Product: Methley Plum
Scientific Name: Prunus salicina 'Methley'
Type: Fruit tree
Full Grown Size: 20 feet tall and 20 feet spread
Soil condition: Well-drained, loamy, mildly acidic to mildly alkaline soil
Light Requirements: Full sun
USDA Zones: 5-9
A cultivar of Japanese plum, Methley is a small, upright, spreading tree. Japanese plum trees have a rougher bark and more persistant spurs than European plums. They also are more vigorous, disease resistant, and produce more flowers. They tolerate heat and need only a short period of winter dormancy. The early bloom time makes them susceptible to late spring frosts.
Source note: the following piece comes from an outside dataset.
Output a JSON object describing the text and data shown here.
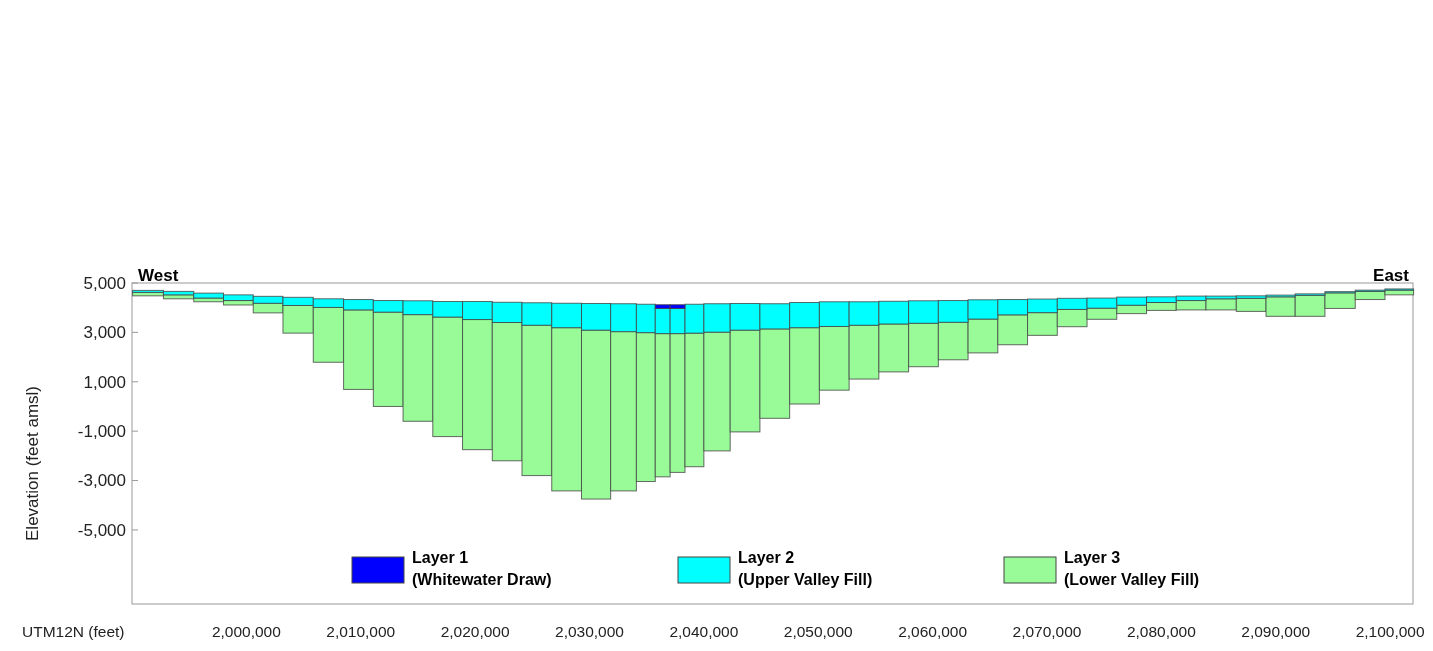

The foliage is bright green. The white flowers are borne mostly in umbel-like clusters of 2-3 on short spurs, and solitary or 2-3 in axils of 1-yr-old wood. Blooms appear as early as February covered in snow. Fruiting begins in 2-4 years. Methley plum produces heavy, annual crops of juicy, sweet, red purple fruit that ripens from late May to early July. One crop requires several pickings. Japanese plums can be picked before they are completely ripe, since they will finish ripening off the tree. Methley is self fertile and serves as a good pollinator for early bearing Japanese varieties. Japanese and European plums cannot cross-pollinate each other, because they have different numbers of chromosomes. The growth rate is 15-20 inches per year. Plums require minimal pruning which should be done after flowering when the tree is still leafless. In the formative years, pruning can be to remove interior branches, water sprouts, growing scaffold branches, and dead, damaged, or diseased wood. In maturity, vigorous upright shoots are removed as fruiting increasingly occurs on spurs on older wood. Japanese plums do best when trained to an open center and need thinning for proper fruit development.